July 18th, 2015 12:00

Found a CS750M on ebay for $36, so the experiment will be run.

17 Posts

August 2nd, 2015 13:00

The CS750M arrived without a cable harness and the PCI-e power jacks did not match any cables I had in hand, so I had to wait for the vendor to locate some of the appropriate cables. The correct cable is a Corsair-supplied PCI-e eight-pin to dual 6+2.

Unfortunately, a casual installation attempt has not succeeded. The cable is verified good, as the machine boots successfully with a GTX470 in place and run off the cable.

With the cable in place and the GTX960 seated, the machine boots to a non-display state (no video out to on-board VGA or the GTX960 DVI). The fans on the 960 are spun up. The USB peripherals are not active. A set of headphones plugged in does not produce a BIOS beep (need to verify whether or not there are beeps at healthy boot or  to, though).

With the addition of an ancient VGA card in the slot below the PCI-e slot, the machine boots and device manager reports that the GTX960 is functioning normally. Accessing the display settings control panel shows only the connected VGA monitor and does not find the connected DVI monitor.

In short, even with the 750w power unit, the machine appears to be treating the card in the same manner as it was previously with the smaller power supply. I don't think I'm going to have time to troubleshoot this further until the end of August, but I'm running out of options.

893 Posts

August 2nd, 2015 13:00

Maybe I missed something, but I did not see the model of 500 watt PSU installed, please provide one.

To SpeedStep, according to MSI HQ User-to-User FAQ GTX 960 requires only 400 watt and 20 A.

It is always better to have stronger PSU, no question here.

To mwhybark: Which Win you are running on Inspiron 570, 7 or 8 or 10?

If it is Win8 and above UEFI could be a culprit.

Otherwise, I am out of ideas as well.

17 Posts

August 2nd, 2015 15:00

The model was a Rocketfish RF-500WPS2, http://www.rocketfishproducts.com/products/computer-accessories/RF-500WPS2.html

But I have installed the CS750M now. 

I am running Win7 on the i570. It has the current BIOS according to Dell's info on the machine, I updated that before messing around with the cards.
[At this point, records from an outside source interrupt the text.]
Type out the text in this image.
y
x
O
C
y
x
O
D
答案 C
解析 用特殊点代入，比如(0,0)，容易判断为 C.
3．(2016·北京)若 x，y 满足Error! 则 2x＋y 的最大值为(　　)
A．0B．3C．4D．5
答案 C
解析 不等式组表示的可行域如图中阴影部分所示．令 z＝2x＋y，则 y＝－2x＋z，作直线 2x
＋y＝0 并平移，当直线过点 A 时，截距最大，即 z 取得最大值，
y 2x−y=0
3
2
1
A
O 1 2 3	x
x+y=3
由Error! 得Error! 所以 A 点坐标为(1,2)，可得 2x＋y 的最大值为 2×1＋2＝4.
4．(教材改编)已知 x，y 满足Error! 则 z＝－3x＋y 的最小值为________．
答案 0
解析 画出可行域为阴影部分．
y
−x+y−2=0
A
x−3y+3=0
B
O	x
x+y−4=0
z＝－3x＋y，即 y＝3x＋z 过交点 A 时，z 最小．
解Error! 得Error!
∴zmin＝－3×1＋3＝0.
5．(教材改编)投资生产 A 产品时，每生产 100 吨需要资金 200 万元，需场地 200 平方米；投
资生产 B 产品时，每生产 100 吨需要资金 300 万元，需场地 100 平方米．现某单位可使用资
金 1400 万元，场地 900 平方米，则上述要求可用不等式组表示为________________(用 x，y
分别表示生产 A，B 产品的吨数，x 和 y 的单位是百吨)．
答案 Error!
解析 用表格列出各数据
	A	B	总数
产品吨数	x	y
I am thinking UEFI is the issue as well. A06 (BIOS) was released in July 2012, which is pretty much a system-life cycle back from the release date for the card. I think I may be at a dead end.

893 Posts

August 2nd, 2015 16:00

Have you tried your old GTX470 card with Corsair PSU, did it work?

I just found confirmation of GTX960 in Inspiron 570

Something is not right here

17 Posts

August 2nd, 2015 16:00

Sweet, glad to find confirmation.

Yes, the GTX 470 works with the CS750M.

893 Posts

August 2nd, 2015 17:00

Can you return your GTX960 or only RMA for another try?

Just remind, which one GTX960 you have?